1 Meal A Day

Dr. Deborah Abeles digs into why eating less doesn’t always help weight loss, later in life

January 26, 2026
A middle-aged woman staring unenthusiastically at a tomato slice on her fork.

Do you remember your twenties? You could eat whatever you wanted, skip meals and somehow stay the same weight. Eating one meal a day was easy, and the scale barely moved. Fast forward ten or fifteen years and suddenly the same approach doesn’t work. You go back to one meal a day, hoping for results, but instead, the weight creeps up. What changed?

 

The truth is, our bodies change as we age, even if we don’t notice it day to day. In your twenties, your metabolism was naturally faster. Muscle mass was higher, hormones were optimal, and energy burned at rest – the so-called basal metabolic rate (BMR) – was higher. Skipping meals or eating once a day was possible because your body could handle the long fasts without slowing down.

 

Now, your metabolism is slower than it used to be. Lean muscle mass naturally declines with age unless you actively maintain it with strength training. Muscle burns more calories at rest than fat, so when you lose even a small amount of muscle, your daily calorie needs drop.

Eating only one meal a day can actually backfire: your body senses a long period without food and slows metabolism to conserve energy.

Hormones that regulate hunger and fat storage—like leptin, ghrelin, and insulin—can get out of balance, making you hungrier when you finally eat and more likely to store fat.

 

Another factor is that as we get older, the body becomes more sensitive to blood sugar spikes. Eating one large meal after a long fast often causes a rapid rise in blood sugar and insulin. High insulin signals the body to store energy as fat, particularly around the belly. So the same meal that once “worked” now triggers more fat storage than it did in your twenties.

 

Stress, sleep, and lifestyle also play bigger roles. Poor sleep, chronic stress, and modern sedentary habits can all slow metabolism, increase appetite, and make it harder to lose weight—even if your diet looks similar to what you did in your youth.

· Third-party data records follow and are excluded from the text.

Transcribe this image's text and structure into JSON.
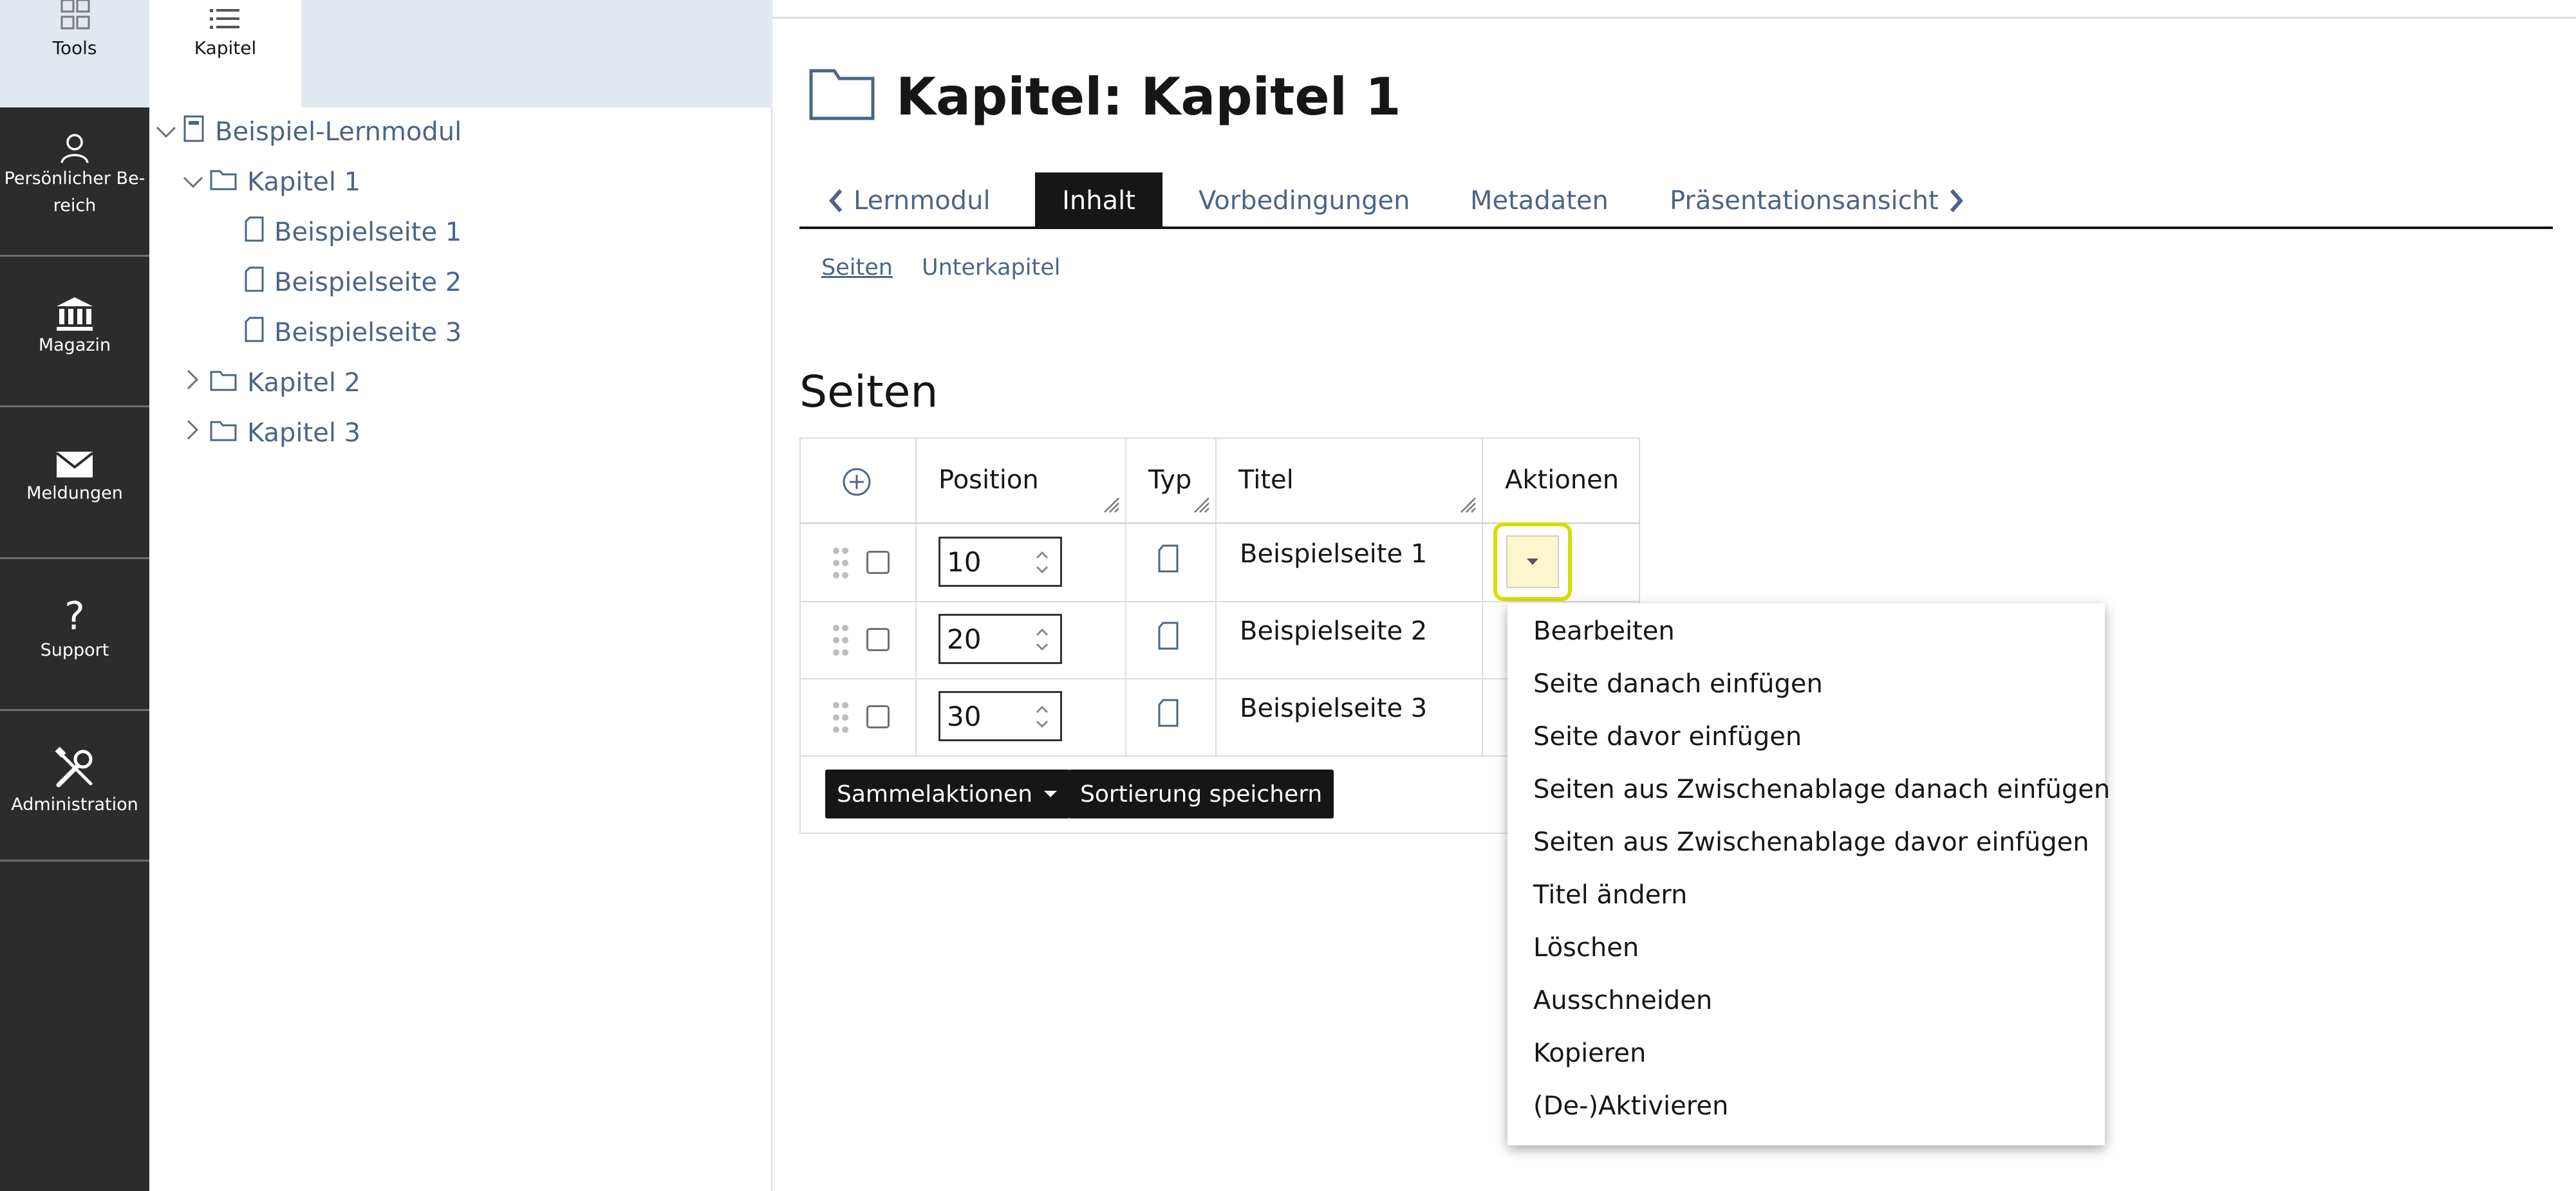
{
  "mainbar": {
    "tools_label": "Tools",
    "items": [
      {
        "label": "Persönlicher Be-",
        "label2": "reich",
        "icon": "user-icon"
      },
      {
        "label": "Magazin",
        "icon": "bank-icon"
      },
      {
        "label": "Meldungen",
        "icon": "envelope-icon"
      },
      {
        "label": "Support",
        "icon": "question-icon"
      },
      {
        "label": "Administration",
        "icon": "tools-icon"
      }
    ]
  },
  "slate": {
    "tab_label": "Kapitel",
    "tree": [
      {
        "label": "Beispiel-Lernmodul",
        "icon": "module-icon",
        "state": "expanded"
      },
      {
        "label": "Kapitel 1",
        "icon": "folder-icon",
        "state": "expanded"
      },
      {
        "label": "Beispielseite 1",
        "icon": "page-icon"
      },
      {
        "label": "Beispielseite 2",
        "icon": "page-icon"
      },
      {
        "label": "Beispielseite 3",
        "icon": "page-icon"
      },
      {
        "label": "Kapitel 2",
        "icon": "folder-icon",
        "state": "collapsed"
      },
      {
        "label": "Kapitel 3",
        "icon": "folder-icon",
        "state": "collapsed"
      }
    ]
  },
  "header": {
    "title": "Kapitel: Kapitel 1"
  },
  "tabs": [
    {
      "label": "Lernmodul",
      "kind": "back"
    },
    {
      "label": "Inhalt",
      "active": true
    },
    {
      "label": "Vorbedingungen"
    },
    {
      "label": "Metadaten"
    },
    {
      "label": "Präsentationsansicht",
      "kind": "forward"
    }
  ],
  "subtabs": [
    {
      "label": "Seiten",
      "active": true
    },
    {
      "label": "Unterkapitel"
    }
  ],
  "section": {
    "title": "Seiten"
  },
  "table": {
    "columns": [
      "Position",
      "Typ",
      "Titel",
      "Aktionen"
    ],
    "rows": [
      {
        "position": "10",
        "title": "Beispielseite 1"
      },
      {
        "position": "20",
        "title": "Beispielseite 2"
      },
      {
        "position": "30",
        "title": "Beispielseite 3"
      }
    ],
    "bulk_actions_label": "Sammelaktionen",
    "save_sort_label": "Sortierung speichern"
  },
  "dropdown": {
    "items": [
      "Bearbeiten",
      "Seite danach einfügen",
      "Seite davor einfügen",
      "Seiten aus Zwischenablage danach einfügen",
      "Seiten aus Zwischenablage davor einfügen",
      "Titel ändern",
      "Löschen",
      "Ausschneiden",
      "Kopieren",
      "(De-)Aktivieren"
    ]
  },
  "colors": {
    "mainbar_bg": "#2c2c2c",
    "link": "#4c6586",
    "active_tab_bg": "#161616",
    "highlight": "#d8de00"
  }
}
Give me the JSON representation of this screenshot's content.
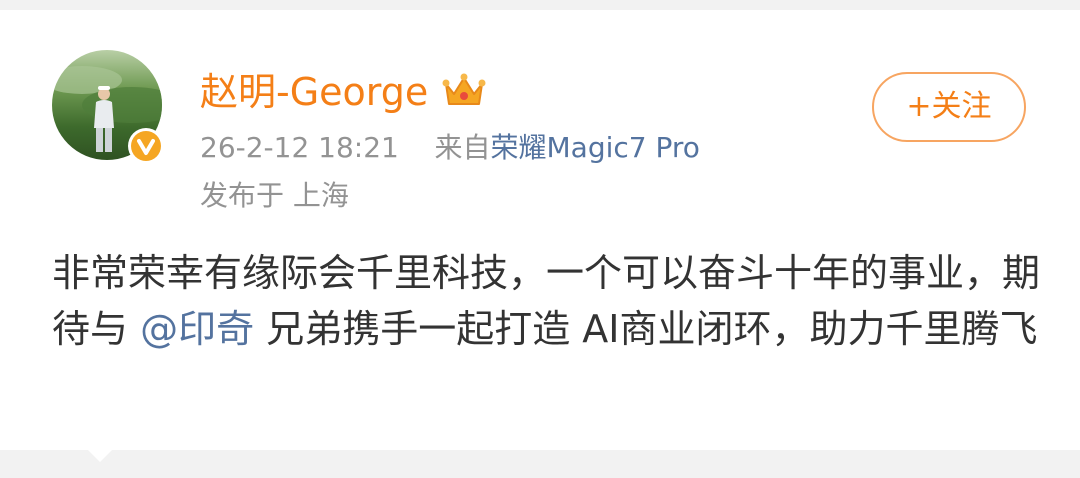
{
  "post": {
    "author": {
      "name": "赵明-George",
      "avatar_icon": "avatar-photo",
      "verified_icon": "verified-badge-icon",
      "member_icon": "crown-icon"
    },
    "timestamp": "26-2-12 18:21",
    "source_prefix": "来自",
    "device": "荣耀Magic7 Pro",
    "location": "发布于 上海",
    "follow_label": "+关注",
    "content": {
      "text_1": "非常荣幸有缘际会千里科技，一个可以奋斗十年的事业，期待与 ",
      "mention": "@印奇",
      "text_2": " 兄弟携手一起打造 AI商业闭环，助力千里腾飞"
    }
  },
  "colors": {
    "accent_orange": "#f47f17",
    "link_blue": "#54739f",
    "meta_gray": "#939393",
    "text_dark": "#333333",
    "verified_gold": "#f5a623"
  }
}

So why does one meal a day often stop working? It’s not because you’ve failed. It’s because your body has changed, and what worked in your twenties is no longer aligned with your current metabolism and hormonal environment.

 

The takeaway is simple: losing weight is not just about eating less; it’s about working with your body, not against it. Focus on nutrient-dense meals, enough protein to protect muscle, regular movement, and steady eating patterns that support metabolism. This approach takes longer than a one-meal trick, but it actually works—and it’s sustainable.